Add a New Algorithm
===================

In this tutorial, you will learn how to implement and intergrate a new algorithm for learning a coordination policy.

We will implement a simple algorithm called ``AskEveryK``, which learns a policy that asks for help every K steps. The algorithm searches for the best value of K from a set of candidates.

The code for this tutorial is provided at `examples/procgen_ask_every_k.py <https://github.com/khanhptnk/duo-ai/blob/main/examples/procgen_ask_every_k.py>`_. Try running it with:

.. code-block:: bash

    python examples/procgen_ask_every_k.py --config configs/procgen_ask_every_k.yaml overwrite=1

1. Implement the Algorithm
--------------------------

We first implement the ``AskEveryKAlgorithm`` class, which is a subclass of ``duo_ai.core.Algorithm``, along with its configuration dataclass:

.. code-block:: python

    from duo_ai.core import Algorithm

    @dataclass
    class AskEveryKAlgorithmConfig:
        name: str = "ask_every_k"
        candidates: List[int] = field(default_factory=lambda: [5, 10, 15, 20])

    class AskEveryKAlgorithm(Algorithm):
        config_cls = AskEveryKAlgorithmConfig

        def __init__(self, config):
            self.config = config

        def train(self, policy, env, validators):
            config = self.config
            self.save_dir = get_global_variable("experiment_dir")

            best_k = None
            best_result = {}
            for split in validators:
                best_result[split] = {"reward_mean": -float("inf")}

            # Loop through possible values of K and evaluate the corresponding policy
            for k in config.candidates:
                logging.info(f"Evaluating k={k}")
                policy.set_params({"k": k})
                for split, validator in validators.items():
                    result = validator.evaluate(policy)
                    if result["reward_mean"] > best_result[split]["reward_mean"]:
                        best_result[split] = result
                        best_k = k
                        self.save_checkpoint(policy, f"best_{split}")

            for split, validator in validators.items():
                logging.info(f"BEST result for {split} (k={best_k}):")
                validator.summarizer.write(best_result[split])

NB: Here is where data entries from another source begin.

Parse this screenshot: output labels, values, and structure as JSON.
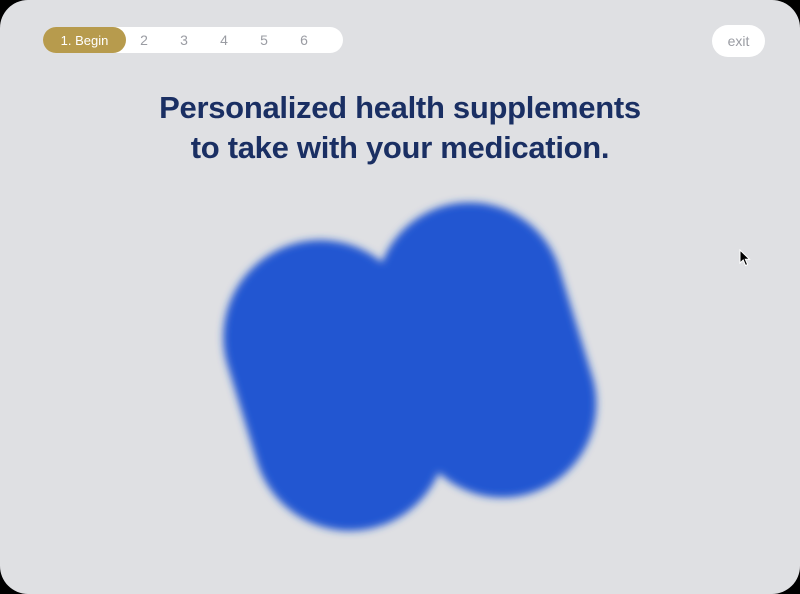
{
  "progress": {
    "active_step": "1. Begin",
    "steps": [
      "2",
      "3",
      "4",
      "5",
      "6"
    ]
  },
  "exit_label": "exit",
  "headline": {
    "line1": "Personalized health supplements",
    "line2": "to take with your medication."
  },
  "colors": {
    "background": "#dfe0e3",
    "accent_gold": "#b79b4d",
    "headline_navy": "#1a2f63",
    "pill_blue": "#2457d1"
  },
  "icons": {
    "pill_graphic": "blurred-pill-icon",
    "cursor": "mouse-cursor-icon"
  }
}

        def save_checkpoint(self, policy, name):
            save_path = f"{self.save_dir}/{name}.ckpt"
            torch.save(
                {
                    "policy_config": policy.config,
                    "model_state_dict": policy.get_params(),
                },
                save_path,
            )
            logging.info(f"Saved checkpoint to {save_path}")

2. Implement the Policy
-----------------------

Next, we implement a sublass of ``duo_ai.core.Policy`` with a parameter K, which queries the expert every K steps.

.. code-block:: python

    from duo_ai.core import Policy

    @dataclass
    class AskEveryKPolicyConfig:
        name: str = "ask_every_k"
        load_path: Optional[str] = None

    class AskEveryKPolicy(Policy):
        config_cls = AskEveryKPolicyConfig

        def __init__(self, config, env):
            self.config = config
            self.EXPERT = env.EXPERT
            self.k = None
            self.step = np.array([0] * env.num_envs)
            self.device = get_global_variable("device")

        def reset(self, done):
            self.batch_size = len(done)
            if self.batch_size < len(self.step):
                self.step = self.step[: self.batch_size]
            self.step[done] = 0

        def act(self, obs, temperature=None):
            batch_size = self.batch_size
            assert obs["base_obs"].shape[0] == batch_size
            action = torch.zeros(batch_size).long().to(self.device)
            for i in range(batch_size):
                if self.step[i] % self.k == 0:
                    action[i] = self.EXPERT
                else:
                    action[i] = 1 - self.EXPERT
                self.step[i] += 1
            return action

        def set_params(self, params):
            self.k = params["k"]

        def get_params(self):
            return {"k": self.k}

        def train(self):
            pass

        def eval(self):
            pass

3. Register the Algorithm and Policy
------------------------------------

Finally, we register the algorithm and the policy with Duo so that their configuration arguments are included in Duo’s argument list.

.. code-block:: python

    duo_ai.register_algorithm("ask_every_k", AskEveryKAlgorithm)
    duo_ai.register_policy("ask_every_k", AskEveryKPolicy)

That covers all the major steps. The rest of the code follows the standard process for training a coordination policy.